The method can be used to improve the measurement accuracy of such physical quantities for which comparing devices exist ((null-organs), there are sources of a reference signal, with scanning devices, and for measuring which there are sensors with different characteristics, preferably based on various physical phenomena These requirements are met by most electrical quantities like electrical current (voltage), frequency, resistance, inductance, capacitance, phase, etc., and heat quantities like yes force, mass, temperature, etc. At the same time, minimum requirements are placed on scanners and sensors. For example, a sawtooth generator with non-linear and unstable voltage can be used as a scanner device for measuring electrical current (voltage). time characteristic.

The drawing shows a block diagram of an apparatus for implementing the inventive method.

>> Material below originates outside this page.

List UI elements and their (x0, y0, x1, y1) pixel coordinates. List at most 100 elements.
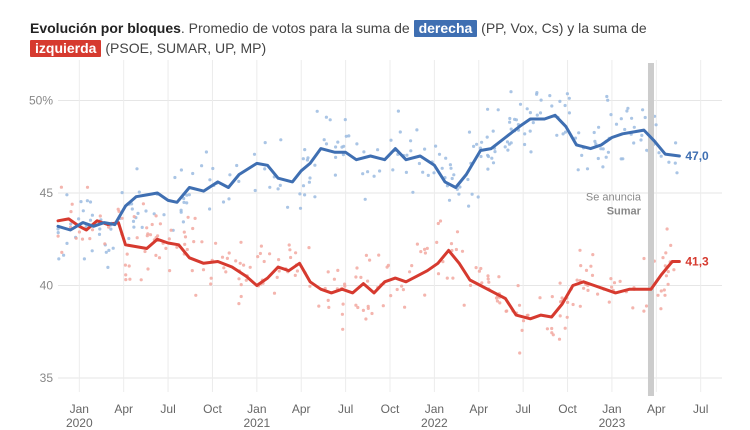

The device works as follows.

On a command, the start from the control unit starts a pressure sweep from the source 2 of the reference pressure and starts an electronic stopwatch 3. The output signal of the reference pressure source (PCt), which varies monotonically with time, is fed to the inputs of the pressure sensors 4 and 5, as well as to one input zero. organ 6, to the other inlet of which a measured pressure P, i is supplied. The output signals of sensors 4 and 5 through electronic keys 6 and 8, which are synchronously opened in

fixed time points t pulses from the control unit, enter the corresponding functional converters 9 and 10. The same key opens the electronic key 11 from the control unit. At the moment of equality of P and P (), the zero-body 6 produces a pulse, which also controls the keys 7 , 8 and 11. The output signals of sensors 4 and 5 through the keys 7 and 8, corresponding to the time points tj and the time point of comparison, as well as the output signals of the functional converters 9 and 10 directly and the electronic stopwatch 3 islitelnoe device 12 for processing measurement data, which gives the value of the measured pressure P.

Claims (2)

1. The author's certificate of the USSR 220580, G 01 U 11/00, 1963. 2. USSR author's certificate t) 253440, G01 С, 11/00, 1970.